Меншиков поморщился от матросской фамильярности, которую он считал недопустимой. Он попробовал стакан пальцами, осторожно налил чаю в блюдце и, поставив стакан, начал пить чай по-московски – из блюдечка.
– Ваша светлость, осмелюсь вам дать совет: не рискуйте собой, – сказал Корнилов. – Помните, что вам писал государь, – без вас Севастополь будет обезглавлен.
– Ну да, конечно! Войска видели меня. Думаю, что этого для воодушевления солдат довольно.
– Разумеется, ваша светлость!
– Я отправлюсь на Северную. Я вполне на вас полагаюсь, Владимир Алексеевич! – говорил Меншиков, допивая чай прямо из стакана.

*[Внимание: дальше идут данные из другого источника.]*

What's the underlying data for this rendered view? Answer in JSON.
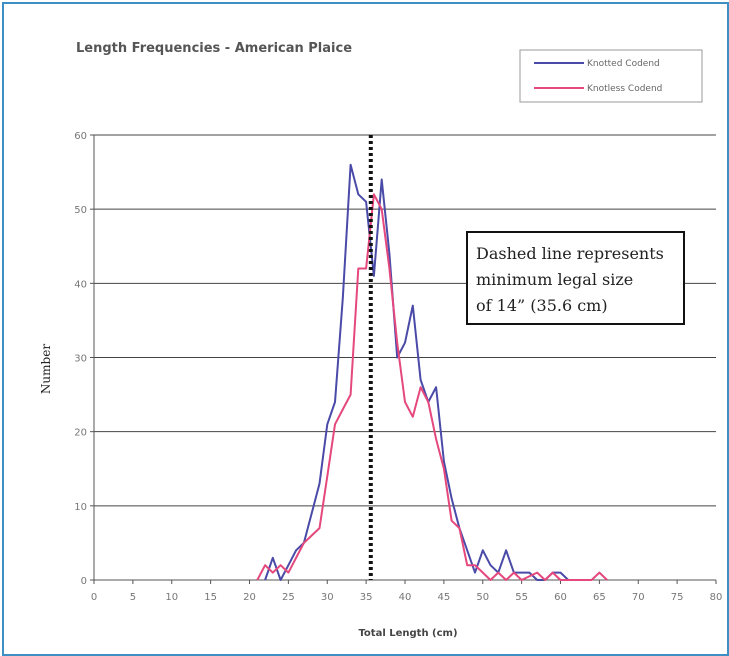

– Рад заслужить доверие вашей светлости!
– «Ваша светлость, ваша светлость»! – передразнил Корнилова Меншиков, вставая. – Меня зовут Александр Сергеевич! Какой вы свежий – прямо корнишон с грядки! Как будто вы на бал собрались.
Корнилов любезно улыбнулся, и князь мог считать, что каламбур, основанный на созвучии фамилии Корнилов и слова «корнишон», удался.

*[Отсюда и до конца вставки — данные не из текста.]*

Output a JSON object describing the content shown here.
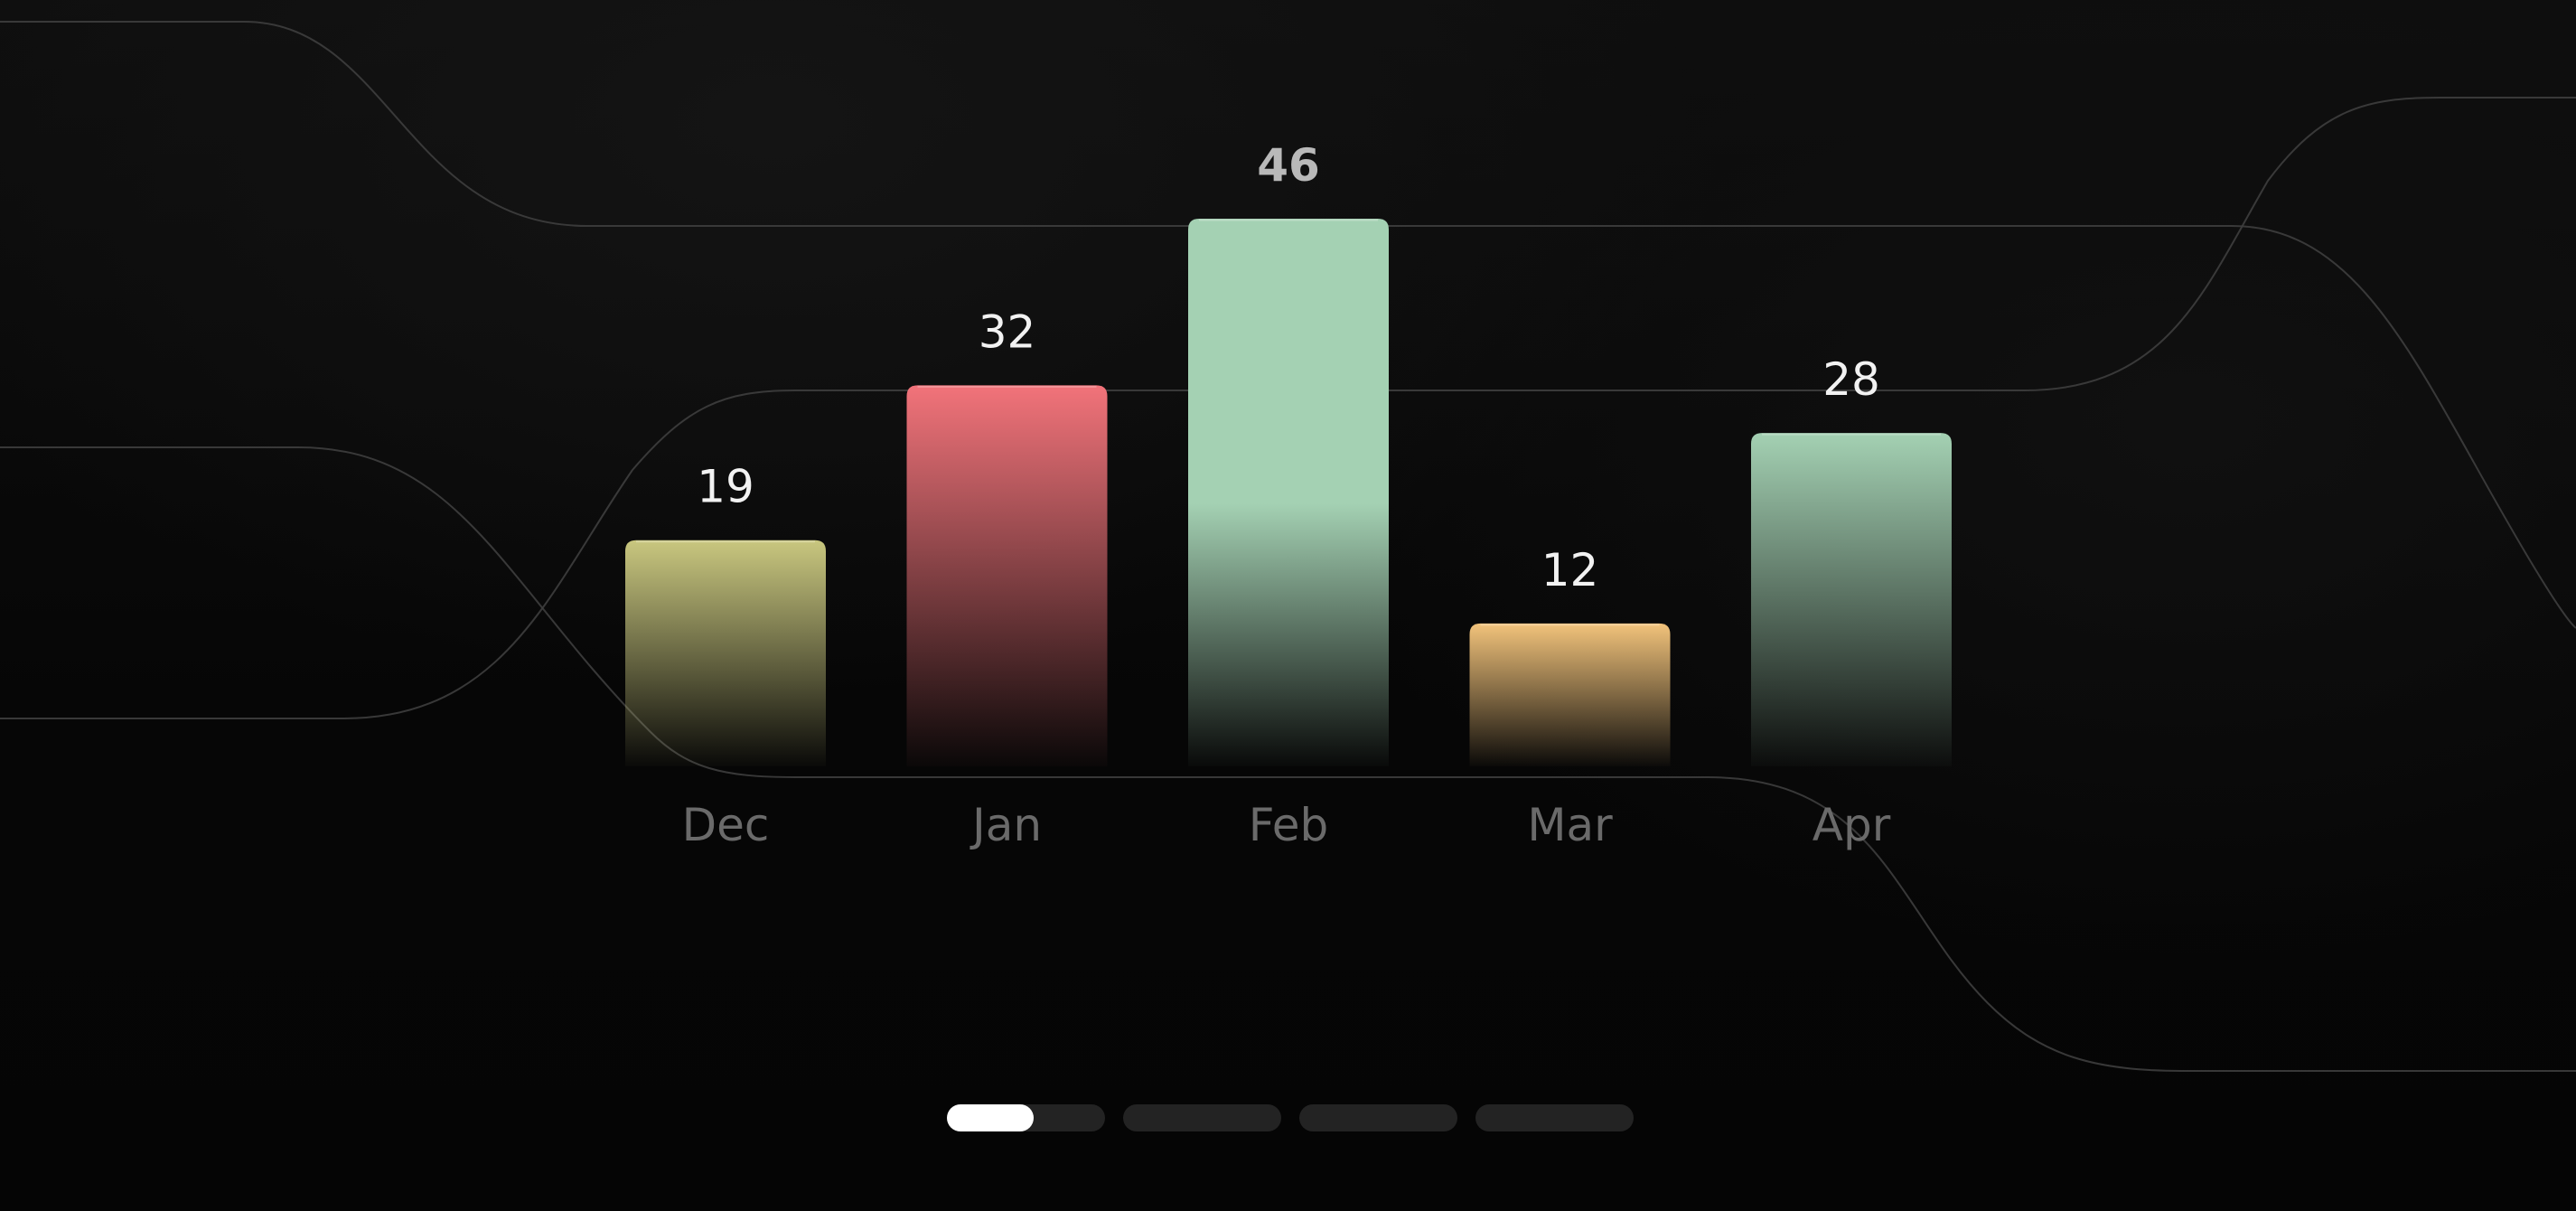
{
  "chart_data": {
    "type": "bar",
    "title": "",
    "xlabel": "",
    "ylabel": "",
    "ylim": [
      0,
      46
    ],
    "grid": false,
    "legend": "none",
    "categories": [
      "Dec",
      "Jan",
      "Feb",
      "Mar",
      "Apr"
    ],
    "values": [
      19,
      32,
      46,
      12,
      28
    ],
    "value_labels": [
      "19",
      "32",
      "46",
      "12",
      "28"
    ],
    "colors": [
      "#c9c77f",
      "#f2737a",
      "#a4d1b3",
      "#f2c37b",
      "#a4d1b3"
    ]
  },
  "pager": {
    "pages": 4,
    "active_index": 0,
    "active_progress": 0.55
  }
}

Когда Меншиков и Корнилов садились на коней у штаба, к ним подъехал лейтенант Стеценков и доложил Корнилову, что, не встретив его на бастионах, сам решился снять оттуда юнкеров[236], чтобы, не дай бог, никого из них не убили. Среди юнкеров находились подростки четырнадцати-пятнадцати лет.

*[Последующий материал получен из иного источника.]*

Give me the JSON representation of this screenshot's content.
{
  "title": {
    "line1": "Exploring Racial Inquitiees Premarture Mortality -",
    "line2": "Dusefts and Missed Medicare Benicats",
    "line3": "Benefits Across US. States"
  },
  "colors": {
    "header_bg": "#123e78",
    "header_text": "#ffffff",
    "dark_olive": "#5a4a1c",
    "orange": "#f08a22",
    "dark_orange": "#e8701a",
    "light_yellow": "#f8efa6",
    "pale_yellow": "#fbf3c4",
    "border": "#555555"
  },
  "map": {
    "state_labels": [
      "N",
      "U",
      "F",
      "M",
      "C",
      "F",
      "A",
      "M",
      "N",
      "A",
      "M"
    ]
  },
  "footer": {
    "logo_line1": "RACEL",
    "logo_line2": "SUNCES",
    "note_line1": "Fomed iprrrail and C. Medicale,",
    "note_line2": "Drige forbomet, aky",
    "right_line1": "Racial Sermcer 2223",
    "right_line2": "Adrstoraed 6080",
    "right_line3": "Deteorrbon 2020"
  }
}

Меншиков, прислушиваясь к разговору, вставил:
– Пришлите их ко мне, лейтенант, – я дам пять крестов. Возложите на достойнейших из юнкеров от моего имени.
– Слушаю, ваша светлость.
Корнилов проводил Меншикова до Графской пристани и тут с ним простился, а сам в сопровождении флаг-офицера Жандра направился к Пересыпи и тут встретился с Тотлебеном. Они съехались, остановили коней и поговорили о том, как протекает бой.
– Все идет, как следовало ждать, – говорил Тотлебен уверенно. – Потери, принимая во внимание количество снарядов, невелики. Я полагаю, на пятьдесят выстрелов противника у нас приходится один убитый или раненый. Не более. Это немного.
– Иногда один стоит десятерых.
– Даже и ста! Я распорядился, чтобы морские батальоны и пехота разместились по возможности безопасней.
– Надо озаботиться устройством блиндажей и укрытий для людей, а также траверсов от продольного обстрела, – сказал Корнилов.
– Конечно! Будет исполнено. Потом. Но главное – сегодня поддерживать огонь до вечера, расчищать амбразуры, оберегать пороховые погреба. Я так и распорядился.
– Вы уверены, что мы продержимся?
– Не вижу причин сомневаться.
– Не забудьте: неприятельский флот еще не заговорил.
– Флот не решится близко подойти к береговым батареям. Сюда они с кораблей не достанут. Главное – не прекращать пальбу. Нечего жалеть порох.
– Вы видели князя?
– Да, он объехал Корабельную сторону, здоровался с войсками. Ему не отвечали.
– Всегда так. У его светлости слабый голос. Его не слышат.
– Да еще при такой канонаде! Он хотел быть у вас. Как его самочувствие?
– Мы виделись. Я проводил его до Графской. Самочувствие как будто хорошее. Он утомлен, но все-таки сострил: сравнил меня со свежим огурцом.